Em 2021, houve 132 375 reembolsos de créditos à habitação, num total de 5,7 mil milhões de euros, de acordo com o Banco de Portugal. A maioria, 5,3 mil milhões, é referente a reembolsos totais, em que o crédito ficou liquidado (cerca de 89 mil contratos). Os outros 400 milhões são reembolsos parciais (quase 43 mil contratos). Em média, quem optou pelo reembolso total entregou 59 791 euros ao banco, enquanto que o reembolso parcial foi, em média, de 9684 euros. Os créditos mais baixos, até 25 mil euros, representam quase um terço do total de empréstimos liquidados, ao passo que mais de metade de quem optou pelo reembolso parcial não entregou mais do que 2500 euros ao banco onde contraiu o crédito.
Como explica Nuno Rico, economista da Deco Proteste, a corrida às amortizações resulta de alguma liquidez gerada pelas famílias na pandemia, aliada à previsível subida das taxas de juro (ler entrevista). Se, em 2021, a Euribor a seis meses ainda estava em valores negativos, já se antevia que a política de juro baixo tinha os dias contados. As suspeitas confirmaram-se e, em junho deste ano, a Euribor a seis meses, que é a mais utilizada em Portugal, chegou a terreno positivo. Hoje está acima dos 2%.
Casos em que vale a pena
Houve, no entanto, quem não conseguisse poupar na pandemia e quisesse precaver a subida da Euribor. Estes optaram por renegociar o crédito, o que resultou numa corrida às renegociações que se traduziu em 35 203 créditos alterados. É um aumento de 36% face a 2020 e de 17% face a 2019.
O Banco de Portugal identifica mais razões para o aumento das renegociações: "Pode estar relacionado com o baixo número de renegociações, verificado em 2020, devido à vigência do regime de moratória pública e com a antecipação da cessação deste regime, que ocorreu em setembro de 2021".
A OCDE - Organização para a Cooperação e Desenvolvimento Económico estima que as taxas de juro subam para valores acima dos 4% no próximo ano, o que terá um forte impacto na prestação da casa. O Governo já prometeu suspender, em 2023, a taxa de 0,5% que se paga pela amortização antecipada dos créditos com taxa variável. Neste cenário, compensa ou não amortizar o crédito? Os especialistas dizem que sim, mas com ressalvas. "Para uma pessoa que tenha depósitos no banco pode ser uma boa opção, não pondo em causa a almofada financeira para imprevistos", diz Andreia Teixeira, consultora financeira.

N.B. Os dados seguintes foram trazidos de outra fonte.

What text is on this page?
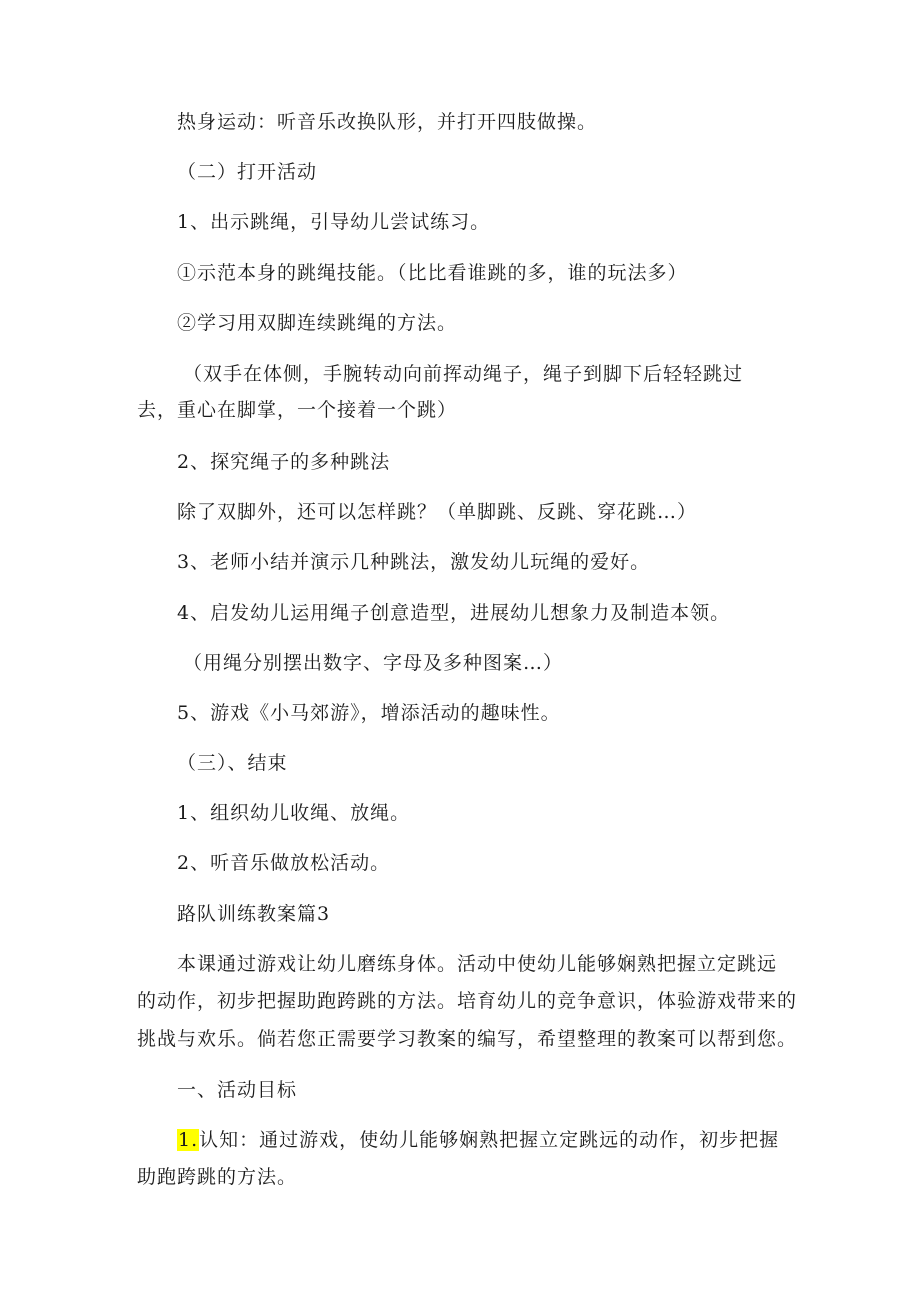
热身运动：听音乐改换队形，并打开四肢做操。
（二）打开活动
1、出示跳绳，引导幼儿尝试练习。
①示范本身的跳绳技能。（比比看谁跳的多，谁的玩法多）
②学习用双脚连续跳绳的方法。
（双手在体侧，手腕转动向前挥动绳子，绳子到脚下后轻轻跳过
去，重心在脚掌，一个接着一个跳）
2、探究绳子的多种跳法
除了双脚外，还可以怎样跳？（单脚跳、反跳、穿花跳…）
3、老师小结并演示几种跳法，激发幼儿玩绳的爱好。
4、启发幼儿运用绳子创意造型，进展幼儿想象力及制造本领。
（用绳分别摆出数字、字母及多种图案…）
5、游戏《小马郊游》，增添活动的趣味性。
（三）、结束
1、组织幼儿收绳、放绳。
2、听音乐做放松活动。
路队训练教案篇3
本课通过游戏让幼儿磨练身体。活动中使幼儿能够娴熟把握立定跳远
的动作，初步把握助跑跨跳的方法。培育幼儿的竞争意识，体验游戏带来的
挑战与欢乐。倘若您正需要学习教案的编写，希望整理的教案可以帮到您。
一、活动目标
1.认知：通过游戏，使幼儿能够娴熟把握立定跳远的动作，初步把握
助跑跨跳的方法。
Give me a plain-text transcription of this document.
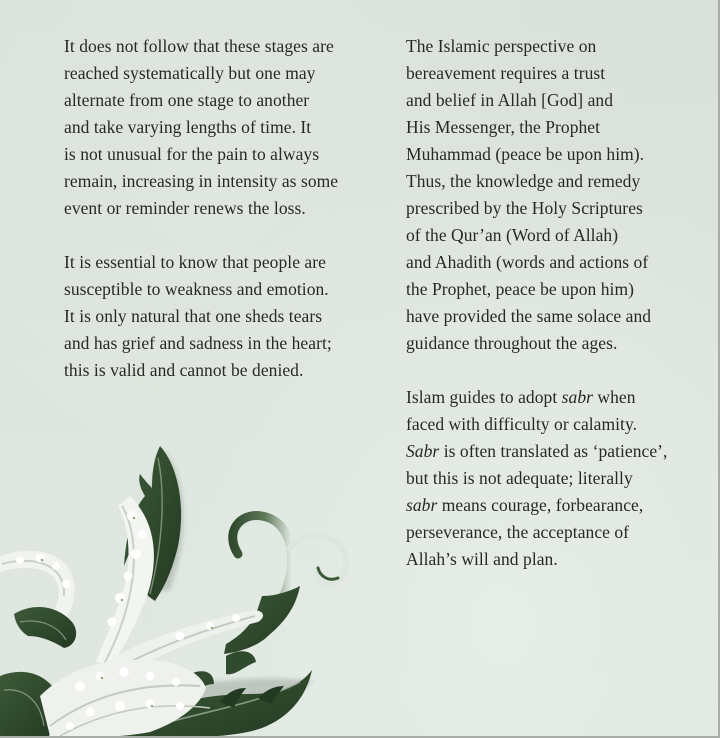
It does not follow that these stages are
reached systematically but one may
alternate from one stage to another
and take varying lengths of time. It
is not unusual for the pain to always
remain, increasing in intensity as some
event or reminder renews the loss.

It is essential to know that people are
susceptible to weakness and emotion.
It is only natural that one sheds tears
and has grief and sadness in the heart;
this is valid and cannot be denied.

The Islamic perspective on
bereavement requires a trust
and belief in Allah [God] and
His Messenger, the Prophet
Muhammad (peace be upon him).
Thus, the knowledge and remedy
prescribed by the Holy Scriptures
of the Qur’an (Word of Allah)
and Ahadith (words and actions of
the Prophet, peace be upon him)
have provided the same solace and
guidance throughout the ages.

Islam guides to adopt sabr when
faced with difficulty or calamity.
Sabr is often translated as ‘patience’,
but this is not adequate; literally
sabr means courage, forbearance,
perseverance, the acceptance of
Allah’s will and plan.
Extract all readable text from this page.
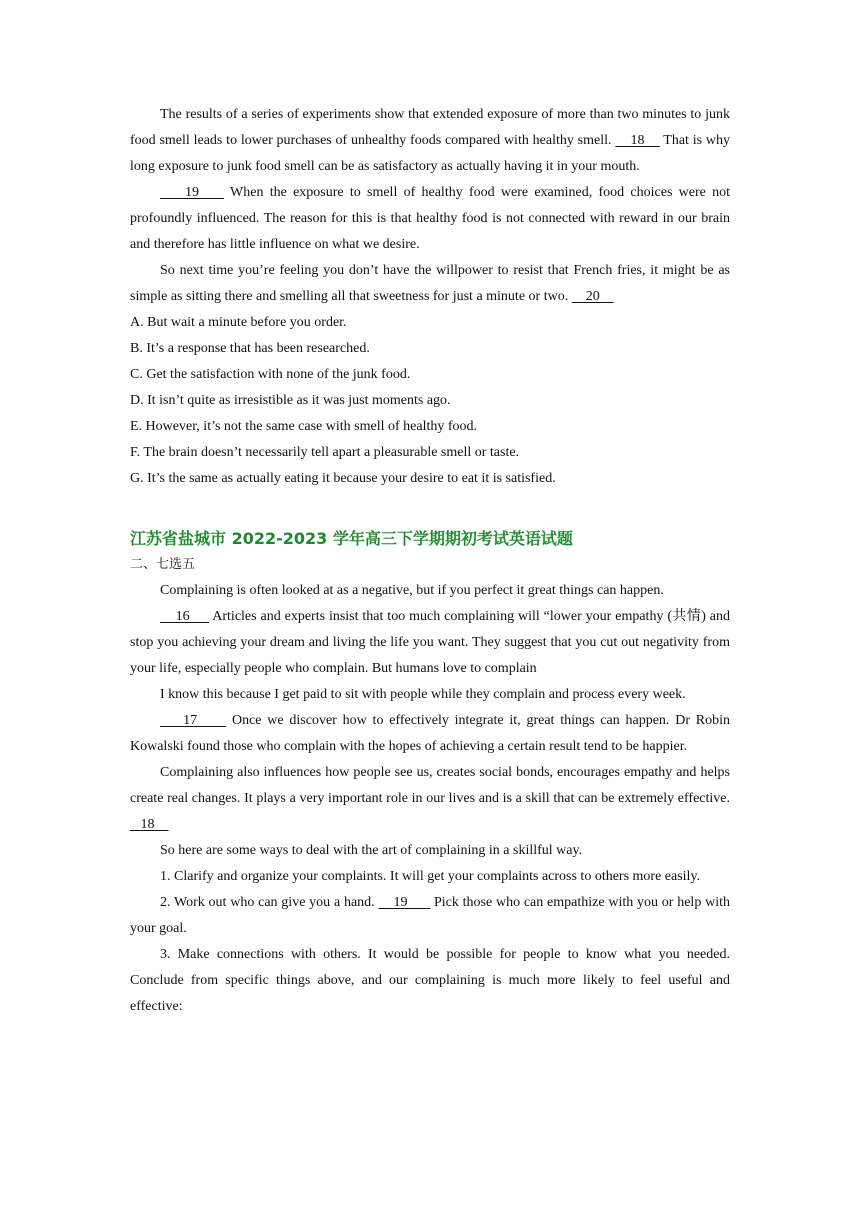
The results of a series of experiments show that extended exposure of more than two minutes to junk food smell leads to lower purchases of unhealthy foods compared with healthy smell.     18     That is why long exposure to junk food smell can be as satisfactory as actually having it in your mouth.

19     When the exposure to smell of healthy food were examined, food choices were not profoundly influenced. The reason for this is that healthy food is not connected with reward in our brain and therefore has little influence on what we desire.

So next time you’re feeling you don’t have the willpower to resist that French fries, it might be as simple as sitting there and smelling all that sweetness for just a minute or two.     20

A. But wait a minute before you order.

B. It’s a response that has been researched.

C. Get the satisfaction with none of the junk food.

D. It isn’t quite as irresistible as it was just moments ago.

E. However, it’s not the same case with smell of healthy food.

F. The brain doesn’t necessarily tell apart a pleasurable smell or taste.

G. It’s the same as actually eating it because your desire to eat it is satisfied.

江苏省盐城市 2022-2023 学年高三下学期期初考试英语试题

二、七选五

Complaining is often looked at as a negative, but if you perfect it great things can happen.

16      Articles and experts insist that too much complaining will “lower your empathy (共情) and stop you achieving your dream and living the life you want. They suggest that you cut out negativity from your life, especially people who complain. But humans love to complain

I know this because I get paid to sit with people while they complain and process every week.

17      Once we discover how to effectively integrate it, great things can happen. Dr Robin Kowalski found those who complain with the hopes of achieving a certain result tend to be happier.

Complaining also influences how people see us, creates social bonds, encourages empathy and helps create real changes. It plays a very important role in our lives and is a skill that can be extremely effective.    18

So here are some ways to deal with the art of complaining in a skillful way.

1. Clarify and organize your complaints. It will get your complaints across to others more easily.

2. Work out who can give you a hand.     19       Pick those who can empathize with you or help with your goal.

3. Make connections with others. It would be possible for people to know what you needed. Conclude from specific things above, and our complaining is much more likely to feel useful and effective:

Há, contudo, dois pressupostos a ter em conta. O primeiro, avisa, é o de "nunca interromper um período de capitalização" para obter liquidez para amortizar. O segundo é estar atento ao momento do contrato. Num crédito recente, a proporção de juros na prestação é alta. Portanto, a mensalidade é mais influenciada por subidas da Euribor e por amortizações. Nestes casos compensa. No caso de créditos antigos, segundo Andreia Teixeira, já não: "Para quem está com os contratos a cinco anos ou até a dez anos de acabar, que já está a amortizar há 20, 25 ou 30 anos, o impacto é muito menor e aí mais vale guardar o dinheiro".
Ricardo Sousa, professor da Escola de Economia e Gestão da Universidade do Minho, concorda: "Este incentivo será tanto maior quanto maior for o capital médio em dívida. Seja porque a prestação média é elevada e irá aumentar ou porque o crédito é relativamente recente e a maturidade do mesmo é longa".